The proposed rules would make sellers prioritise repair options for consumers and aim to reduce some of the cost barriers in the repair sector.
The European Parliament has voted in support of enhanced right to repair rules that aim to reduce waste and offer greater repair options for consumers.
The rules received an overwhelming majority of 590 votes in favour, compared to 15 votes against and 15 abstentions. These measures were proposed earlier this year as a way boost the repairs industry as well as encourage more sustainable consumption among EU citizens.
The draft legislation will let consumers choose to repair rather than buy, even after the warranty of their product expires.
The rules will make sellers prioritise repair during the statutory warranty period if it is cheaper or equal in cost to replace a product, unless repair is not feasible or is “inconvenient” for the consumer. MEPs have also proposed extending the legal guarantee for one year after a product has been repaired.
The products that can be repaired include smartphones and various household appliances such as vacuum cleaners and washing machines.

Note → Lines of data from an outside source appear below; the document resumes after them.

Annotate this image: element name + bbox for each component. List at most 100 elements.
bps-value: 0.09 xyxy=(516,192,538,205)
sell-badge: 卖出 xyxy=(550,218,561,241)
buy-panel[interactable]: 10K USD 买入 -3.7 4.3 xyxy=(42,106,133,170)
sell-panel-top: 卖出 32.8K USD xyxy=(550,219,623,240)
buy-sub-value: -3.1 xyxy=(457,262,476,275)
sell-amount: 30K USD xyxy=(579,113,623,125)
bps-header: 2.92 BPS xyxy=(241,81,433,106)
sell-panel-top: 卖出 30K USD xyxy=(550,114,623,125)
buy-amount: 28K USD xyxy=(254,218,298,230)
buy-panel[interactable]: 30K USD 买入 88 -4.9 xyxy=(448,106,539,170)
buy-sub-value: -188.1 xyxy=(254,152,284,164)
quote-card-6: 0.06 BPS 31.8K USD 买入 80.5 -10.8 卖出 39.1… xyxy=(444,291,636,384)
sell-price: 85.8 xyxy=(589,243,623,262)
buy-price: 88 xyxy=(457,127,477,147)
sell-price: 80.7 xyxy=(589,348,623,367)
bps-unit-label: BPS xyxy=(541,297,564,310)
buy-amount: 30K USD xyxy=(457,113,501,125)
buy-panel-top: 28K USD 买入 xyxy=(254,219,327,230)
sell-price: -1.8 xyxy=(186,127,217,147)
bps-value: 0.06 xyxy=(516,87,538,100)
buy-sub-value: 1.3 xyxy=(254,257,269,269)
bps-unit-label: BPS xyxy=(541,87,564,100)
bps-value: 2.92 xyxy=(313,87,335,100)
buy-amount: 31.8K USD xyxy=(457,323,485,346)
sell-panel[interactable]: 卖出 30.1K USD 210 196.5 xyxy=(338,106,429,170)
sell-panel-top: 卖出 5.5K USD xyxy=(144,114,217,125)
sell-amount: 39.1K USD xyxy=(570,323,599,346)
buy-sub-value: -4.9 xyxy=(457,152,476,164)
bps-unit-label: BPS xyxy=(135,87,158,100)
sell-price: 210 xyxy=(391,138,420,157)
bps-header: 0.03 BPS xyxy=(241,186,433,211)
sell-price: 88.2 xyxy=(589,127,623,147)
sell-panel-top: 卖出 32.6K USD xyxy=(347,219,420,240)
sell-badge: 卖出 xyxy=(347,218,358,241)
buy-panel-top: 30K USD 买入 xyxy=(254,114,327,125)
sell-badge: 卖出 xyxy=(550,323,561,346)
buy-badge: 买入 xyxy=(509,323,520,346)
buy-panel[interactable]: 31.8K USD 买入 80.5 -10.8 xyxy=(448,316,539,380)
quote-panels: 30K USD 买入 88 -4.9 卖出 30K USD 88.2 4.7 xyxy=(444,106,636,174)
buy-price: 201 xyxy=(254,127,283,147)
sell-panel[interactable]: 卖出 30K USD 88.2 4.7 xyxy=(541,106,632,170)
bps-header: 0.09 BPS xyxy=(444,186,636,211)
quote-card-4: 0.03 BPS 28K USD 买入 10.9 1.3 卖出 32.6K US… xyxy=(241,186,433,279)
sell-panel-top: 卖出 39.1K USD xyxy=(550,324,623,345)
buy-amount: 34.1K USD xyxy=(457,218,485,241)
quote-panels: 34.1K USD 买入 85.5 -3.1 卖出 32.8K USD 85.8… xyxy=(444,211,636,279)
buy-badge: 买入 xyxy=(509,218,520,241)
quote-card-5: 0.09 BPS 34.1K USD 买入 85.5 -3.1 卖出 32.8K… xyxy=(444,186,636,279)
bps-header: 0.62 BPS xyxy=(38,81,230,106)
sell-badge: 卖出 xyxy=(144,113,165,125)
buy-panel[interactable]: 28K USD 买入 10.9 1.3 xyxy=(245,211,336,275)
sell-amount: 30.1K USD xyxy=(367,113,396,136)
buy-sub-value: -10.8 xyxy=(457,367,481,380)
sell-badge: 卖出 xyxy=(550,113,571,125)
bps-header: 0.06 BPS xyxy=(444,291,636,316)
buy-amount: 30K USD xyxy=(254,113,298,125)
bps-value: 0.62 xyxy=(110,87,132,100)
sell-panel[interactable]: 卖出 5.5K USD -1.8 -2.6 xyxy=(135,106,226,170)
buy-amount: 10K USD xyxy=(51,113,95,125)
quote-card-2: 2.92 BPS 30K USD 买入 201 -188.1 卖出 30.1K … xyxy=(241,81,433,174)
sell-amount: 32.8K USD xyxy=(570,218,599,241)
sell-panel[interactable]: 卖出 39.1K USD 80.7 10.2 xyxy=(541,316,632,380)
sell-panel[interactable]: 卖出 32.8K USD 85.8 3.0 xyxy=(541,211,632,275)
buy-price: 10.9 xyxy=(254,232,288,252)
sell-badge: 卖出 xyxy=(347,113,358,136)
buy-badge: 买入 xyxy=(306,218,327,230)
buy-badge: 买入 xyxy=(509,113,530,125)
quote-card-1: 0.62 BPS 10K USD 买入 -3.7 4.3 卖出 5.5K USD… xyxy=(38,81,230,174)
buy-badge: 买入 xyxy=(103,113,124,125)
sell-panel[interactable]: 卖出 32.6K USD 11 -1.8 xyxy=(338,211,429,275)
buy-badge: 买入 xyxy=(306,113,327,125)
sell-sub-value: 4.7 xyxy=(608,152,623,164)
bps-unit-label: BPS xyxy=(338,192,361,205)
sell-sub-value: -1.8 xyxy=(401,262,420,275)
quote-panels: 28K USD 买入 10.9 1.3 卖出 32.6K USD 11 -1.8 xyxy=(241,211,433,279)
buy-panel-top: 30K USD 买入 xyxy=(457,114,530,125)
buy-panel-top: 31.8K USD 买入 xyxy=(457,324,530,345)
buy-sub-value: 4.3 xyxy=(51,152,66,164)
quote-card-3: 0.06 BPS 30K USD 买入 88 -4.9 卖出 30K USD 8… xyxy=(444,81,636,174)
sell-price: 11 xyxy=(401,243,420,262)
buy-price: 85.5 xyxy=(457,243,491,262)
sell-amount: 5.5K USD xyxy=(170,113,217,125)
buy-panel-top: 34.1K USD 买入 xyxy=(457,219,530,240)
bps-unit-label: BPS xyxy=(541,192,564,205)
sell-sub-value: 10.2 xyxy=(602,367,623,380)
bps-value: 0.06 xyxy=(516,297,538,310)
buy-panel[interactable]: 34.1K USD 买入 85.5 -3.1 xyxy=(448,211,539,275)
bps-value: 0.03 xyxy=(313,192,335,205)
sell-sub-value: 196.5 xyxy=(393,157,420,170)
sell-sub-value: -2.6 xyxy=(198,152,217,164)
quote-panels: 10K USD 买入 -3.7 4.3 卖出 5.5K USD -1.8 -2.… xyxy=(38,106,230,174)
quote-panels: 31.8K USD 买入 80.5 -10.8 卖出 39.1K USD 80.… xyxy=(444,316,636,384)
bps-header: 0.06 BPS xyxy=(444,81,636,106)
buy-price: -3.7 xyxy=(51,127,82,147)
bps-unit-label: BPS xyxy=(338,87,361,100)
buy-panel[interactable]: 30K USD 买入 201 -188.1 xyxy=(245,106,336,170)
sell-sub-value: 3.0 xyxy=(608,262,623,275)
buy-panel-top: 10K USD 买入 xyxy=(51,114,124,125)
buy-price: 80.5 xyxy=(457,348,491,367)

These rules also aim to reduce the costs associated with repair and the lack of available repair services, which the European Parliament said may discourage consumers from taking this option. The goal is to ensure that repairers and consumers have access to all spare parts, repair information and tools at a reasonable cost.
The draft legislation proposes setting up digital platforms help consumers find local repair shops and refurbished product sellers in their area. MEPs also propose offering vouchers and other financial incentives to consumers through national repair funds.
Speaking on the result, rapporteur René Repasi, MEP, said parliament is responding “directly” to the demands of consumers.
“People want to extend the lifespan of their devices, but it’s often too expensive or difficult,” Repasi said. “We have put in place a number of measures to encourage consumers to opt for repair rather than replacement, with a particular focus on supporting independent repairers and establishing financial incentives.”
The European Council is expected to adopt its own negotiating position tomorrow (22 November). After this, it will negotiate with the European Parliament, with a first meeting scheduled for 7 December.
“We hope that the Council will adopt its position soon, so that we can start negotiations to turn these measures into legislation and pave the way for a truly circular European economy,” Repasi said.